A veces uno consigue hacer enojar a la gente y sacarla de sus casillas. Pero no a un tipo como el doctor Verringer. Permaneció sereno y lleno de dignidad. Sólo sus cejas demostraban lo que sentía. Miré hacia la casa. Del interior llegaba el sonido de una música, una melodía bailable, y se oía muy débilmente el castañeteo de unos dedos.

– Apuesto a que está ahí bailando -dije-. Eso es un tango. Le apuesto a que está ahí dentro bailando solo. ¡Qué muchacho!

– ¿Piensa irse, señor Marlowe? ¿O tendré que pedirle a Earl que me ayude a sacarlo de mi propiedad?

– Muy bien. Me iré. No me guarde rencor, doctor. Había sólo tres nombres que empezaban con V y usted era el que prometía más. Es el único indicio que tenemos… doctor V. Wade lo escribió en un pedazo de papel antes de irse. Doctor V.

– Debe haber docenas así -dijo el hombre con suavidad.

– ¡Ah, claro! Pero no hay docenas en nuestro fichero. Muchas gracias, doctor. Earl me molesta un poco.

Me dirigí hacia el coche y me metí dentro. Cuando cerré la puerta el doctor Verringer ya se encontraba a mi lado. Se apoyó en la puerta con expresión amable.

– No tenemos por qué disgustarnos, señor Marlowe. Comprendo que en su profesión usted a veces no tiene más remedio que ser un poco entrometido. ¿Qué es lo que le molesta en Earl, concretamente?

– Es evidente que hay en él algo falso. Donde uno encuentra una cosa falsa se siente inclinado a esperar otras falsedades. El muchacho tiene manía depresiva, ¿no es así?

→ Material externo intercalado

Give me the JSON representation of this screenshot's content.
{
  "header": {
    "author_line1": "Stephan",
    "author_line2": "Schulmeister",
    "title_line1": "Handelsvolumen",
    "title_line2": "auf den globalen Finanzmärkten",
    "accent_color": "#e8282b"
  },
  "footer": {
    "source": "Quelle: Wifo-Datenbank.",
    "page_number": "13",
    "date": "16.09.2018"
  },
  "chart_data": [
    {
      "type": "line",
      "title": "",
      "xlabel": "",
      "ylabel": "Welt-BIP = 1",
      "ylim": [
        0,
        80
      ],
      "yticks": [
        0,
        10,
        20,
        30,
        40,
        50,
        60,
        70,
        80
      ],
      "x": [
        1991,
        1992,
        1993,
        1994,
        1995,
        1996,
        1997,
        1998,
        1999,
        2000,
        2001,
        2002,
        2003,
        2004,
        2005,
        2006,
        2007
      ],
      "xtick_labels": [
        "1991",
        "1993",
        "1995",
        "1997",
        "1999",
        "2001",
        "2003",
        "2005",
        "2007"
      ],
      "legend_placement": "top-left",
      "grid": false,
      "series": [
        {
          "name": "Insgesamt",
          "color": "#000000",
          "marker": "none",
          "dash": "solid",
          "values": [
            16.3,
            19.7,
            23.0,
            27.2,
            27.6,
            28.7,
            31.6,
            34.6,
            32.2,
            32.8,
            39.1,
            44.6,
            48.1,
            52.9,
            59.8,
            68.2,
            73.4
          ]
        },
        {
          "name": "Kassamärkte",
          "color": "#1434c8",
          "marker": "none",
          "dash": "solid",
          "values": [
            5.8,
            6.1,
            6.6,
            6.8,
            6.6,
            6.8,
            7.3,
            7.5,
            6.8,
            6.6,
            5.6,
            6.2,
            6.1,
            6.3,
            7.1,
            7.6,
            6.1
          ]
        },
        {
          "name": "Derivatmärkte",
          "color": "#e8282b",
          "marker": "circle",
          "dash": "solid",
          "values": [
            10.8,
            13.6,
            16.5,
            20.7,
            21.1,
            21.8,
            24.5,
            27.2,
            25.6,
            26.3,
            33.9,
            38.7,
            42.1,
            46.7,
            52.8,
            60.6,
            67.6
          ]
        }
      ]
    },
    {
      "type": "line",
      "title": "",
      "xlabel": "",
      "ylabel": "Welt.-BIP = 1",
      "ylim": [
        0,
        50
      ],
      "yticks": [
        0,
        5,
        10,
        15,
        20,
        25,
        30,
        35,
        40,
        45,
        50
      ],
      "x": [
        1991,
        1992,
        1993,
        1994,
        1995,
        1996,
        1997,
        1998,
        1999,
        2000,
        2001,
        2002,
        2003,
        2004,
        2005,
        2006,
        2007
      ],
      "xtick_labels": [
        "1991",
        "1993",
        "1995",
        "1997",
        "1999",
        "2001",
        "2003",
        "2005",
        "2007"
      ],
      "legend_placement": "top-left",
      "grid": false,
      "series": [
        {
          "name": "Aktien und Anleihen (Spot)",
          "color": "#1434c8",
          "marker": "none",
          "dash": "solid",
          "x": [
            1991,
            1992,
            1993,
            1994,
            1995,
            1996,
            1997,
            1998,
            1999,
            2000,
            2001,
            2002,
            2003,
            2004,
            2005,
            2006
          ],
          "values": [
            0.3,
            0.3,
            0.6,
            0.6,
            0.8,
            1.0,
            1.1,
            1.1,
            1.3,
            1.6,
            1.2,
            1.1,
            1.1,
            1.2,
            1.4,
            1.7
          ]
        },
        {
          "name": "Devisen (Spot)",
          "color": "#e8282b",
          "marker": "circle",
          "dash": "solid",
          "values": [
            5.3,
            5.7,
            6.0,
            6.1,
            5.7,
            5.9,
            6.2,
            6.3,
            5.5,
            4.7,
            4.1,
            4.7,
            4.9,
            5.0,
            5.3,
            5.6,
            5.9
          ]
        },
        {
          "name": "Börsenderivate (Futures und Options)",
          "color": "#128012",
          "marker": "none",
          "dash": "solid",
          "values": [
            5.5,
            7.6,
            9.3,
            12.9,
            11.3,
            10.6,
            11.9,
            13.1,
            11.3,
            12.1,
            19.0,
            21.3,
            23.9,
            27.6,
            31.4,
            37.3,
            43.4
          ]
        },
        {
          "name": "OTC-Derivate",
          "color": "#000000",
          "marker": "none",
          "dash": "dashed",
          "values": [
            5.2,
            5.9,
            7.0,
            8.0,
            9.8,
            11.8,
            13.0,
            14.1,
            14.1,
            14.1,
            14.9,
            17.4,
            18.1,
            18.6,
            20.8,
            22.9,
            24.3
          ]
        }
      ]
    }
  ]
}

En este instante está en un período de euforia.

El doctor Verringer me miró en silencio, con seriedad y cortesía.

– Muchas personas interesantes y talentosas han vivido conmigo, señor Marlowe. No todas eran tan equilibradas y sensatas como puede serlo usted. La gente de talento frecuentemente es neurótica. Pero carezco de comodidades para atender a lunáticos o alcohólicos aunque me gustara esa clase de trabajo. No tengo personal, excepto Earl, y no es el tipo más apropiado para cuidar enfermos.

– Según su opinión, ¿para qué es un tipo apropiado, doctor? Aparte de toda esa engañifa del baile y todo lo demás.

Se inclinó sobre la puerta y la voz se hizo baja y confidencial.

– Los padres de Earl eran muy amigos míos, señor Marlowe. No están ya en este mundo y alguien tenía que cuidar de Earl. Earl tiene que llevar una vida tranquila, lejos del ruido y las tentaciones de la ciudad. Es inestable, pero fundamentalmente inofensivo. Lo controlo con absoluta facilidad, como ha podido ver.